L’ « ouvreuse » change souvent, certaines d’entre elles (il n’existe pas d’« ouvreurs ») donnent envie de rester à la séance suivante. Je remarque que ce film manque d’enfants. Nous aimons, surtout mon frère et moi, aller au cinéma « comme des grands », sans autre surveillance que notre désir de ne pas faire de bêtises. Le scénario me semble plutôt exotique (les productions étrangères sont toutes doublées en français) et géographique.
Un sabre rougi au feu s’approche des yeux du héros, l’instant est terrible, le châtiment apparaît suspendu à ce geste barbare.
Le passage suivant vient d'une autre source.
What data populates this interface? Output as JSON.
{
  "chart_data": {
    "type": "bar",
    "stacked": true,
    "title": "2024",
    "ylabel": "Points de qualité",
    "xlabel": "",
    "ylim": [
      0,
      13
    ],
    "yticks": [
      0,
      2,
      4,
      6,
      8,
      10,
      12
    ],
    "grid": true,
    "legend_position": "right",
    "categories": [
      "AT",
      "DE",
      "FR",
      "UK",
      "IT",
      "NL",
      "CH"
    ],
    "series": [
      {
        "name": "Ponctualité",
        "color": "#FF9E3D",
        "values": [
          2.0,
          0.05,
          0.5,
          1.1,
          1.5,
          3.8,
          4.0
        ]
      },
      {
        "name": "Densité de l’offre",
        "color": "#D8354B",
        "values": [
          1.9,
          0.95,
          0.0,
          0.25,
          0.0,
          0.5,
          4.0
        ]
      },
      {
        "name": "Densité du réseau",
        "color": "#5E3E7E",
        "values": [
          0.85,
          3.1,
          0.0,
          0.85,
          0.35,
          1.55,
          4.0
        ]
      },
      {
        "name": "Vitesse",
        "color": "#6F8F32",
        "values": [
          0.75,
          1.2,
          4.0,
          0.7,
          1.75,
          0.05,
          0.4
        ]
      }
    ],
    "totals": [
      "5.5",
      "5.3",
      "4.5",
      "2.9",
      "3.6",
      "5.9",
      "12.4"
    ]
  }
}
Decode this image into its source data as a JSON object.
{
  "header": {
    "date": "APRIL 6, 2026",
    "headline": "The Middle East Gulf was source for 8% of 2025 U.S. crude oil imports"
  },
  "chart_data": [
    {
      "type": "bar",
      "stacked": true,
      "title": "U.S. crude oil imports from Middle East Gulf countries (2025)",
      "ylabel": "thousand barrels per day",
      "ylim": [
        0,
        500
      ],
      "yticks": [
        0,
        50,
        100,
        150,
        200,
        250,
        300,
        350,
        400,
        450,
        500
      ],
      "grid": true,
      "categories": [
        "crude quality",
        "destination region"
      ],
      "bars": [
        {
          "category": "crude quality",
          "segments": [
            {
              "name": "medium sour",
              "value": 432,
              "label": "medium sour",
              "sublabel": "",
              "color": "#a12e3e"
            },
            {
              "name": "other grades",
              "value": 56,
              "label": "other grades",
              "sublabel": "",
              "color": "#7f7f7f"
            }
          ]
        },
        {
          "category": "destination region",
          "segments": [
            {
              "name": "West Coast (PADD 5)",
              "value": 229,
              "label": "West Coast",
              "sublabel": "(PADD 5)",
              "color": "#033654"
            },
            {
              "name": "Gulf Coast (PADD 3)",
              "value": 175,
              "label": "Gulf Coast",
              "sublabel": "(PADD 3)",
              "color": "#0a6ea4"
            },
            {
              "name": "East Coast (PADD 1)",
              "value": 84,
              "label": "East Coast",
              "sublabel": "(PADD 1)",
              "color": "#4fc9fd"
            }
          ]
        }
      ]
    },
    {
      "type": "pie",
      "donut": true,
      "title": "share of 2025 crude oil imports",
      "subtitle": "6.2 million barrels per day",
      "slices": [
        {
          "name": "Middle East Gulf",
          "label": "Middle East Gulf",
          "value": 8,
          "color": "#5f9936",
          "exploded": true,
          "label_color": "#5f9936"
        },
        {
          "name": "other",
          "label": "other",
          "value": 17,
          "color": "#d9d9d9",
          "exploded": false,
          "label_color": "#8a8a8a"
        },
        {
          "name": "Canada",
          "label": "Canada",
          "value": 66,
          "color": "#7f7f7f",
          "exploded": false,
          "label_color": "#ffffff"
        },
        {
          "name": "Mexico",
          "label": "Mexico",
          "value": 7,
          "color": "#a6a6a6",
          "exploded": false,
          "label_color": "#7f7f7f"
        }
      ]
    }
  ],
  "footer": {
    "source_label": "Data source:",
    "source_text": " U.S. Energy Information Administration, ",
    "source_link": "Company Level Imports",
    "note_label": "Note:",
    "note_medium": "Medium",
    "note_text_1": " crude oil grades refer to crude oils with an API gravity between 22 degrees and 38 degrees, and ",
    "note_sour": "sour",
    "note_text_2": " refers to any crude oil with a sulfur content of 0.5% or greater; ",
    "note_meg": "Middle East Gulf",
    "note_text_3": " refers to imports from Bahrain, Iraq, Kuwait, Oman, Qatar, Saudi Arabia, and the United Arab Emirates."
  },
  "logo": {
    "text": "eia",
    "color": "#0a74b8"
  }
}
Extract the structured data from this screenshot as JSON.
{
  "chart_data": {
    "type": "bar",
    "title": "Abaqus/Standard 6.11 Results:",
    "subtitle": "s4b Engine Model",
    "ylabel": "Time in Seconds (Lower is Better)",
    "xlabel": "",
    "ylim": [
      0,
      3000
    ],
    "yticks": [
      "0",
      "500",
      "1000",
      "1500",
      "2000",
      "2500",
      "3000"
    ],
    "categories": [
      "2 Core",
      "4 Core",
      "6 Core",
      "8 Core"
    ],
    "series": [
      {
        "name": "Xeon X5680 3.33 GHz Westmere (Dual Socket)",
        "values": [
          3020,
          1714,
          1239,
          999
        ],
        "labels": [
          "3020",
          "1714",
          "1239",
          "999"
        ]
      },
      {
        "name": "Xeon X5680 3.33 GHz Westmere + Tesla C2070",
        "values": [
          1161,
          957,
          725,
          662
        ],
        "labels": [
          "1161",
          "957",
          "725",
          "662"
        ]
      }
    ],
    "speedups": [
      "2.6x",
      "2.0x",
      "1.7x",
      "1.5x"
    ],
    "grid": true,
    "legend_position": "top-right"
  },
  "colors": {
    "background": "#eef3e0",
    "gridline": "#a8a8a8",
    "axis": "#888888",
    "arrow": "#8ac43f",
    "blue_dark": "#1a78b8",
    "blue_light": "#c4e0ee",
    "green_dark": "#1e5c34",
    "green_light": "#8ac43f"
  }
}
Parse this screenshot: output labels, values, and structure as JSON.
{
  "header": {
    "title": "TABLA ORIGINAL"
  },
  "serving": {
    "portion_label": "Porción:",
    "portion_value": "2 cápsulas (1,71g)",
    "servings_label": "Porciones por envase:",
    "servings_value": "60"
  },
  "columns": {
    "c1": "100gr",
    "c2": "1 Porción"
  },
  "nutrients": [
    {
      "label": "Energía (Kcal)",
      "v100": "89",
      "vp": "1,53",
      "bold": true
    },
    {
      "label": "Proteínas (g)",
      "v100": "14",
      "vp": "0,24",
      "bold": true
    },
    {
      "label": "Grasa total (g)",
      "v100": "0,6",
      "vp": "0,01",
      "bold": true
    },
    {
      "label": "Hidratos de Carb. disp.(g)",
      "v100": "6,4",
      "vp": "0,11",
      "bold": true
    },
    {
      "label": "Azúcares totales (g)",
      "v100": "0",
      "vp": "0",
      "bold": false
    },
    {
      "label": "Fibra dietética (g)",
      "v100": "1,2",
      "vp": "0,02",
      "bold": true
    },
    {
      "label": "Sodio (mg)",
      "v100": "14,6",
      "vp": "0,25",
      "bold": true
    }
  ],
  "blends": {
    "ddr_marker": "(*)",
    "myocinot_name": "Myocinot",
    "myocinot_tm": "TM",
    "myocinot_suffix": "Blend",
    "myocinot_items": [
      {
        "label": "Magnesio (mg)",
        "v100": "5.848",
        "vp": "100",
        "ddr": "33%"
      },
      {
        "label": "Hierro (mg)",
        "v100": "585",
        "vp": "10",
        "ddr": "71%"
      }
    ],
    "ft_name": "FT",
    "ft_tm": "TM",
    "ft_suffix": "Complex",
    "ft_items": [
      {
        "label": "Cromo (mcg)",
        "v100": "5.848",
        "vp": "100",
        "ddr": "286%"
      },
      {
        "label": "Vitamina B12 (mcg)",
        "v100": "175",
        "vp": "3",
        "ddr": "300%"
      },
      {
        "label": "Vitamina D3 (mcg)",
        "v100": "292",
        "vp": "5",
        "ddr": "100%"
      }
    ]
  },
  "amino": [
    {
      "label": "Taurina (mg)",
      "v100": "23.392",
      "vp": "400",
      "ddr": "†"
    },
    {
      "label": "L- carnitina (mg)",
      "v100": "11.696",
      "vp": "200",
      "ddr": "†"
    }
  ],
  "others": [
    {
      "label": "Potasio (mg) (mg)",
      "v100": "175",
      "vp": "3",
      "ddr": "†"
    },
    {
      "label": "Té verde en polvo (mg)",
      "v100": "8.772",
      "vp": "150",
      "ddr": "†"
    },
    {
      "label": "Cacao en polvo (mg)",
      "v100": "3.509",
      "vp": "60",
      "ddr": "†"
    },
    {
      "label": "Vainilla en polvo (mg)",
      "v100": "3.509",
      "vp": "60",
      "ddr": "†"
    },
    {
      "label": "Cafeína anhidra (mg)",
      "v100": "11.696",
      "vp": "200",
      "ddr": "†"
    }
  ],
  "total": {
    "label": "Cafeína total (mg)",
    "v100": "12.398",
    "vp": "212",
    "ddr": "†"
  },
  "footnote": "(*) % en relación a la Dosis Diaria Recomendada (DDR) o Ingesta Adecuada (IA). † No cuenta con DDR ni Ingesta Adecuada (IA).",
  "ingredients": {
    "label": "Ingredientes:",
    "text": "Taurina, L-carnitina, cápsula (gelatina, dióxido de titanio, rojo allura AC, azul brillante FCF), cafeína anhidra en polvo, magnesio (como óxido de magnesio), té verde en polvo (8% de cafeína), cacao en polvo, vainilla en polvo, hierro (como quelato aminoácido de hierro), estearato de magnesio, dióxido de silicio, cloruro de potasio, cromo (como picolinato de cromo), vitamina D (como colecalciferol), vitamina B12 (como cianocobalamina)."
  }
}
Cette scène-clé m’oblige à me mettre à la place du personnage principal : je sens soudain la chaleur de la lame roussir mes sourcils et venir, de manière cruelle et inexorable, m’empêcher à jamais de pouvoir regarder l’enchaînement de l’histoire. Je suis heureux de quitter à la fin la salle et la Sibérie. Pourquoi vouloir ainsi nous faire peur ? Curd Jurgens est-il resté aveugle toute sa vie ?

#Valenciennes #1959.
Le nom même du cinéma était tout un programme : « L’Eden ». J’avais dû demander à mon père ce que cela signifiait, une sorte de paradis sur terre (plus tard, je découvrirai le film d’Alain Robbe-Grillet, « L’Eden et après »). C’est dans cette salle que nous avons vu, mon frère et moi, « Les Mines du Roi Salomon » (1950). L’architecture de « L’Eden », si j’ose dire, était moins tarabiscotée que celle du Novéac : l’horizon fil(m)ait droit devant lui. Le bâtiment était carré, sans fioritures. Je ne connaissais pas encore Stewart Granger, acteur de westerns, ni Deborah Kerr.
Le film pouvait être classé dans la catégorie « péplums » (ou « Les Aventuriers de l’Arche perdue » avant la lettre), je n’avais pas fait attention à ses deux réalisateurs. Je m’étais plutôt embêté pendant la projection, le déroulé me paraissait décidément trop long et je me demandais quel était son intérêt. Quand nous sortîmes de la salle, je dis à mon frère – c’est un de mes premiers jeux de mots dont je me souvienne – la phrase suivante : « Ce n’est pas Les Mines du roi Salomon, c’est Les Mines du roi Monsalaud ! » Un parfum de cobalt ou de terre remuée me poursuivit pourtant dans la rue encore animée. J’avais subi un voyage dans le temps mais je me retrouvais enfin à l’air libre.